I’m quick to point out, by the way, that driving my vintage BMW has a completely different set of experiences than driving a new one. No airbags, crash avoidance alarms, proximity radar or back-up cameras. Driving it requires real and significant concentration and the consequences of an error can be real and immediate. While I’d never want to retrofit a blind spot warning system, I can appreciate the value. Heck, from the dark ages back in 1984, the vintage ride doesn’t even have a single cup holder.
I can appreciate ABS brakes and traction control too. These technology dependent devices can make drivers feel invincible… or at least support the idea that training and engagement are less important than they once were, since mistakes can much more easily be recovered from. Further, I can also appreciate that under “normal” conditions while cruising down the interstate and experiencing the commuter equivalent of the “Talladega Draft,” where any open space on the road is an invitation for someone to dive in for advantage, advanced computer control can stay on top of following distances and emergency braking procedures better than the average distracted commuter trying to manage the car, the coffee cup, the kids, and the cell phone concurrently.
No, my real concern will come about when we get to the point of auto-driver being a real possibility. At that point, under normal conditions, the onboard systems could handle all the easy stuff with a minimal amount of drama or trauma. Parking between two stationary objects? No sweat. Maintaining following distances at 70 mph? Again, not much of an issue. The concern will emerge when bad or unexpected or unusual things happen and the computer control gives up and hands it back to the now, even more woefully unprepared occupant, under the tag line of “I don’t know what to do, you take it.”
A failed sensor, a set of road conditions that are unexpected, and a wide range of other factors could create scenarios where the on-board systems decide they have reached max capacity. Or there’s just the Help Desk Rule No. 1 for electronic devices: when all else fails, reboot, and start clean.
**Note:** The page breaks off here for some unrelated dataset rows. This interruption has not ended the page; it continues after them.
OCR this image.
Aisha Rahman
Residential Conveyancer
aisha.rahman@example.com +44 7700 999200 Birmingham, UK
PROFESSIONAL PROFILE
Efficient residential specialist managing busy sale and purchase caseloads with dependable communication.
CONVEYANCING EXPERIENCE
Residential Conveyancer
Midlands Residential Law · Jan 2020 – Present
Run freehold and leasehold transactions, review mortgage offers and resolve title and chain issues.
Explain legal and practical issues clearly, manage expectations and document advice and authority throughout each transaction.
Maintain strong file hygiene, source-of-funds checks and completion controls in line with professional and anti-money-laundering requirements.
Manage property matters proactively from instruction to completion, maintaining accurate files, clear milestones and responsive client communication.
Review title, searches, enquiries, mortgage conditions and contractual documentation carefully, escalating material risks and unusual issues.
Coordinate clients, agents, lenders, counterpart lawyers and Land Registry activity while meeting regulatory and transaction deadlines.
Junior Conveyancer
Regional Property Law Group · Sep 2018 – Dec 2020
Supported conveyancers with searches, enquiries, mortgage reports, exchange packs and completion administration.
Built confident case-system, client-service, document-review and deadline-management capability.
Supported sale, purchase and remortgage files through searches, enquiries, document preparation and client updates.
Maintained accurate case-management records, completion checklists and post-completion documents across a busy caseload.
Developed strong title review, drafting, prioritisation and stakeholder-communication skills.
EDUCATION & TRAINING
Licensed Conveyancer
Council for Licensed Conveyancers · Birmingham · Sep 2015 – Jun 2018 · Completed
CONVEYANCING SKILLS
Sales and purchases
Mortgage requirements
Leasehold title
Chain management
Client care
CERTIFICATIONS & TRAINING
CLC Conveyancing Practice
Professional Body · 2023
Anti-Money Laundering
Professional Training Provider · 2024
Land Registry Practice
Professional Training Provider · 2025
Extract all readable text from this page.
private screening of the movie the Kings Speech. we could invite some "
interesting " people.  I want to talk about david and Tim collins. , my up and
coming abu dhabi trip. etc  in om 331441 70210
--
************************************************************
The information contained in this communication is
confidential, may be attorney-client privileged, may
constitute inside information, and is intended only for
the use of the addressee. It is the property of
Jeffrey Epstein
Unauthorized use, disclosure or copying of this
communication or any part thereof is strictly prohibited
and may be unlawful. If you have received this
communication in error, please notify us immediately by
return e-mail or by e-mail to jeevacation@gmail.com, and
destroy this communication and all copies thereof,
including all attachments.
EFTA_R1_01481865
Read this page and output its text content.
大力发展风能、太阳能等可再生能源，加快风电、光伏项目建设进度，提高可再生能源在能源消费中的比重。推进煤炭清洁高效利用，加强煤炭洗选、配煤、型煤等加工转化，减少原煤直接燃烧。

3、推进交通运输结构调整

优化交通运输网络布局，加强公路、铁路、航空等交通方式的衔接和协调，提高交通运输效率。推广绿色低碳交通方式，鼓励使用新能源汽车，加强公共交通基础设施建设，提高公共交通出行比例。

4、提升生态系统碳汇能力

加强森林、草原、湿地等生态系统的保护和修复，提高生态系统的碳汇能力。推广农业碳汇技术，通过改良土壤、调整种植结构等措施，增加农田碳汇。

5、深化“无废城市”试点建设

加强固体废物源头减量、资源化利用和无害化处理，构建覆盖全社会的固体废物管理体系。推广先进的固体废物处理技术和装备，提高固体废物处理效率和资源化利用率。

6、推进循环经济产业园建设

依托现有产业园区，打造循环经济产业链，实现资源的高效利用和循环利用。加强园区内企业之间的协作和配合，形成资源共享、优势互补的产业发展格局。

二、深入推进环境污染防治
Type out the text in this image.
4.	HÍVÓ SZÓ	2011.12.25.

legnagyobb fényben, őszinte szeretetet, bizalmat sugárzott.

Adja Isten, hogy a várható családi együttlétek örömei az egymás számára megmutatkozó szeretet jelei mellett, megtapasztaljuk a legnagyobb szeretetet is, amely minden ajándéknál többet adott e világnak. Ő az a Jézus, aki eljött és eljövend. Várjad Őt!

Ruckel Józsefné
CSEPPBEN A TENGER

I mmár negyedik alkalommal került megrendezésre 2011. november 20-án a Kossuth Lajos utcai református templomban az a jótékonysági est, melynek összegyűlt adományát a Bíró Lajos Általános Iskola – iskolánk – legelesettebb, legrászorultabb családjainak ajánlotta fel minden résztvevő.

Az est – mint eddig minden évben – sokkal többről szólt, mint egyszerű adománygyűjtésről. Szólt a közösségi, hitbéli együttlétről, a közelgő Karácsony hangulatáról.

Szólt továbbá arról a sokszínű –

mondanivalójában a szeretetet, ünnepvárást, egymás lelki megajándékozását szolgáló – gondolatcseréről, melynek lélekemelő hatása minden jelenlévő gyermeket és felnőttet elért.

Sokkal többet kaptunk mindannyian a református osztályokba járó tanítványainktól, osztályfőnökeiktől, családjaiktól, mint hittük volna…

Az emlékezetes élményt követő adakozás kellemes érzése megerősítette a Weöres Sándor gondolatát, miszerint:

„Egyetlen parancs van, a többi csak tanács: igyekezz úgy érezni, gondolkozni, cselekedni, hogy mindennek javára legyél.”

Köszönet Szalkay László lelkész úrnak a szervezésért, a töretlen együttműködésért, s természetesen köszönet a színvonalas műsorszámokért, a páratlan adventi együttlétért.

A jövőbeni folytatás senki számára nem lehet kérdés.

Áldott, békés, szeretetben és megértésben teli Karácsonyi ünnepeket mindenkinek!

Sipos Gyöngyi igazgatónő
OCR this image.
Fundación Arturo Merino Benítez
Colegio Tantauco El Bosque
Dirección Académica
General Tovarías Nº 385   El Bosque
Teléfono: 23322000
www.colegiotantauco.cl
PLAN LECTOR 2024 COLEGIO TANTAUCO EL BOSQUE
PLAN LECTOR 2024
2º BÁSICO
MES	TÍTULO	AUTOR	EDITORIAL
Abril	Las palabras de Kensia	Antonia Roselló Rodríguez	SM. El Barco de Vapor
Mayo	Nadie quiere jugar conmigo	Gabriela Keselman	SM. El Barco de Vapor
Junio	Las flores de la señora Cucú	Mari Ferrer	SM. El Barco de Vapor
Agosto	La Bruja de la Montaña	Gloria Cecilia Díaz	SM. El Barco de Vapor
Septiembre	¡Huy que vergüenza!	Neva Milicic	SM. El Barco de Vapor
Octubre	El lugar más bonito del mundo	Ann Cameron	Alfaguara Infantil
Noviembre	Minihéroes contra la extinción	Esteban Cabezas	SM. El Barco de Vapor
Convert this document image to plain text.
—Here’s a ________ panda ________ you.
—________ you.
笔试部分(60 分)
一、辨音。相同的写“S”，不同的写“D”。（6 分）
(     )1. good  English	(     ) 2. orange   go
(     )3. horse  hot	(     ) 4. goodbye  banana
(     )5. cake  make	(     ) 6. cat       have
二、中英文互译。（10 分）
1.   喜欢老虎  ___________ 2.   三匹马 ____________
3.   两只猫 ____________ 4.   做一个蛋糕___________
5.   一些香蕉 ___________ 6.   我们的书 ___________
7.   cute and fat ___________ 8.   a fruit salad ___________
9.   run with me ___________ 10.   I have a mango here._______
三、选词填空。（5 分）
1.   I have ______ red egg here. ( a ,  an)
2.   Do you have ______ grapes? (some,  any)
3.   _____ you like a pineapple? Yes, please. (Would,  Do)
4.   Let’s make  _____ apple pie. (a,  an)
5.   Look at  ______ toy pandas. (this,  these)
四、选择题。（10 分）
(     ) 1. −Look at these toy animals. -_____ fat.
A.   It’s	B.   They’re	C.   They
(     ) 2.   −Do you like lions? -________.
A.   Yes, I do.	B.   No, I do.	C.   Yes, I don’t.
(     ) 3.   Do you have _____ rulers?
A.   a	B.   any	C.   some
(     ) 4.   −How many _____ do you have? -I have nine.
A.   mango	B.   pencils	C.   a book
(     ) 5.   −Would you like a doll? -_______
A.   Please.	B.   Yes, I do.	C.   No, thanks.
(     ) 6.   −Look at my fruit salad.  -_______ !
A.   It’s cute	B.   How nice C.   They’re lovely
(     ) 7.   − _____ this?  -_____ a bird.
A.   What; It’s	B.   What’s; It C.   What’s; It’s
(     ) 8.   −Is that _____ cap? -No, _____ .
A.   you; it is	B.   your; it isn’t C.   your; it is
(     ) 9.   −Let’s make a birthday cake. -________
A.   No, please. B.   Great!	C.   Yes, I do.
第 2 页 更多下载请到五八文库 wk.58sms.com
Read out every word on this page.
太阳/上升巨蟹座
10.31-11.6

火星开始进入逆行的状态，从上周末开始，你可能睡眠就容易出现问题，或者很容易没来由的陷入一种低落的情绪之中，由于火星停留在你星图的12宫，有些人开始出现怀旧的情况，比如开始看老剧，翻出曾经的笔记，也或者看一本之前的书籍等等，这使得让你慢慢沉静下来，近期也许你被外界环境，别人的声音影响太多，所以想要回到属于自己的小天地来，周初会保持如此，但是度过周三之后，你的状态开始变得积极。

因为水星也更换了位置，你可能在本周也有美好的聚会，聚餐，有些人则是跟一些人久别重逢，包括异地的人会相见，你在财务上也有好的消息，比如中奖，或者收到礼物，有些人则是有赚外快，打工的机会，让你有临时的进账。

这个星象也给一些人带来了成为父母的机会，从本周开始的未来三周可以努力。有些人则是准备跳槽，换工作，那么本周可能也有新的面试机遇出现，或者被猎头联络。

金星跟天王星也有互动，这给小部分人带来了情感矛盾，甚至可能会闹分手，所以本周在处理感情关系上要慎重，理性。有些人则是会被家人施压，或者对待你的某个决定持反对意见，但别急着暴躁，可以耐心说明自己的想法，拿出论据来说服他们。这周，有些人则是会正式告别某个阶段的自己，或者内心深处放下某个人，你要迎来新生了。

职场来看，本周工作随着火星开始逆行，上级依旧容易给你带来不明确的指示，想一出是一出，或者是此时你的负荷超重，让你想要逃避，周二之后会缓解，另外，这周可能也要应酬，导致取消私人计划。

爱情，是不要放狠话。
In other forms of transport, such as high-speed trains and airliners, there is significant control automation even for such dicey maneuvers as station stops and landings. In the main, it works great. But when it goes wrong, it can go spectacularly wrong.
As a backup, these devices have alternative systems—called engineers or pilots—who are well trained and capable of taking over navigation in mid-transaction. They have a full training and testing regimen that they need to follow in order to maintain their certifications. When the training kicks in, the auto pilot comes off, and the results are generally good. Even at that, however, they aren’t perfect as some recent plane crashes have suggested. Training really does matter. A lot.
Which gets back to the driverless car concept. If the occupants are going to be expected to “take over” at any point in the journey, where is the training and experience going to come from? How will they practice dicey moments to build an experience base rather than becoming unwitting guidance systems for land-locked missiles that run amok?
Renting a car today can provide an interesting view of the future. Mastering such simple tasks as turning cruise control on and off varies so much between brands and model years that the first few miles out of the lot are like a training mission of their own.
So, one consequence of increasingly automated vehicles could be fewer, but sadly more spectacular, crashes that are hard to pinpoint “blame” for. The conversation around who is liable in such circumstances could be both long and full of rich legal entanglements. Breathlessly talking about self-driving cars and the end of accidents as we know them may be both significantly premature and a preview to different and more nuanced or complex dialogue.
Of course, on a weekend that required a surprisingly large number of re-boots to both my real world laptop and tablet devices at unfortunate moments, I find myself a little less concerned. If the technology crashes on an Excel problem, how can it possible handle a Jersey Jug-handle first time, every time? Or, maybe I should be more concerned. Time will tell. And that could be the actuarial nightmare scenario.